白小生躺在地上忽然皺了皺鼻子,仰望天空說道:“咦?我剛念叨了一句,怎么忽然感覺有酒肉味傳了過來,這是為何呢?”
門口,向缺見怪不怪,老道嘴角抽搐了半天,才無語的說道:“真他么的是一脈相承啊”
白小生和寧海塵忽然撲楞一下從地上躍了起來,看見向缺頓時一個激靈:“哎?古井觀的道友么”
向缺晃了晃手里的幾瓶酒和熟食說道:“別來無恙否?”
“唰,唰”寧海塵邁著小碎步一溜小跑的贏了過來,眉開眼笑的就接過了他手里的東西,說道:“你看,來就來吧,客氣個什么,怎么還帶東西了呢”

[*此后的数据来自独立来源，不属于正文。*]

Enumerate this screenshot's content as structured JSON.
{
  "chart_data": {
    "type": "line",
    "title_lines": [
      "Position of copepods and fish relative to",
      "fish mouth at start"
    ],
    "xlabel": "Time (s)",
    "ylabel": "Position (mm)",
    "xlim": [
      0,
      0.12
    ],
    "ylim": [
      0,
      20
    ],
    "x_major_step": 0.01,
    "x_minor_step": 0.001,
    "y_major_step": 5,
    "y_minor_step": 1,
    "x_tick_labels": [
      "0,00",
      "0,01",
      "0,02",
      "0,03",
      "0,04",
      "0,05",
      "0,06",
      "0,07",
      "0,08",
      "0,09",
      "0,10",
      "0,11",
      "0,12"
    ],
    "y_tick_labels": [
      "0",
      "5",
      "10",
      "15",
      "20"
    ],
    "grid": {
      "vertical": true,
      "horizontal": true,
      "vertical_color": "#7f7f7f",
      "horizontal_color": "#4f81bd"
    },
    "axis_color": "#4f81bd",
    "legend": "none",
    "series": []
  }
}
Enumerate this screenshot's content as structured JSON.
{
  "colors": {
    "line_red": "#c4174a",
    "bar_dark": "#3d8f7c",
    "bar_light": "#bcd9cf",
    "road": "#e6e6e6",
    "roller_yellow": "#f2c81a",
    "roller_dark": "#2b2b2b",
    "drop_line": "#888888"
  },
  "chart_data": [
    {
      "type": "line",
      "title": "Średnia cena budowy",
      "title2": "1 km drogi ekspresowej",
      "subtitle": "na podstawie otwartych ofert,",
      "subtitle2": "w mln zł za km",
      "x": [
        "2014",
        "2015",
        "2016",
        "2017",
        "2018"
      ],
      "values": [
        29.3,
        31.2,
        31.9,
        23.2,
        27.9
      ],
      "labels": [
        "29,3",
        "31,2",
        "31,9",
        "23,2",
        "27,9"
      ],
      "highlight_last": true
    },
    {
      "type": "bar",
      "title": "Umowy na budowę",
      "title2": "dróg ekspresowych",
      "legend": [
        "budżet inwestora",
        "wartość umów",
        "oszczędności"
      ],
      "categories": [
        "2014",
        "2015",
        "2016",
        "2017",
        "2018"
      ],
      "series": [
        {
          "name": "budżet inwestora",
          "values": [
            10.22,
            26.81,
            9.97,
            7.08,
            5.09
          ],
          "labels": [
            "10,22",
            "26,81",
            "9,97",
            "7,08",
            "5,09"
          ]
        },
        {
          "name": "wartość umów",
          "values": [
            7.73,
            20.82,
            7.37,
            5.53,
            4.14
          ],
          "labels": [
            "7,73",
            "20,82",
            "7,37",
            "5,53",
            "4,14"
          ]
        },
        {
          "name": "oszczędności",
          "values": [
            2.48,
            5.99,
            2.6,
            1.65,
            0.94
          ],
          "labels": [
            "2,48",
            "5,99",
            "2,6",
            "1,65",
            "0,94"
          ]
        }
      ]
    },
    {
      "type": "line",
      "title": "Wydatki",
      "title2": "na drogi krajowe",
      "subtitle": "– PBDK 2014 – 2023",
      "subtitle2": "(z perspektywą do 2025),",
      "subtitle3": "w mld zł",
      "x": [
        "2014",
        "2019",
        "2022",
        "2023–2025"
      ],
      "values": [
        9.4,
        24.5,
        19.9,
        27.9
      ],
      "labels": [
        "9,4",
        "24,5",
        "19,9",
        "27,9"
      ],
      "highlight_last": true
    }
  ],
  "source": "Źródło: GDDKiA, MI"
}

向缺也抽搐著嘴角,說道:“不帶,我怕我進不了良山道觀的大門”
“哈哈,性情中人,絕對的”寧海塵哼著小曲領著向缺和老道進了道觀,白小生搓著手挺興奮的說道:“這次來良山道觀,道友打算停留幾日啊?”
“一日便走”
“唰”寧海塵和白小生的臉頓時就耷拉到褲襠底下了。
老道背著手閑庭闊步的走向了大殿,大殿內鼾聲如雷,孫長亭留著哈喇子栽倒在蒲團上。
孫長亭這個人,向缺始終沒有看透過,在良山道觀那一月左右的日子里,這老頭一直都是一副混不吝的樣子,吃完睡,睡完吃,然后跟道觀下的老頭們斗個地主,是個典型的夕陽型老人。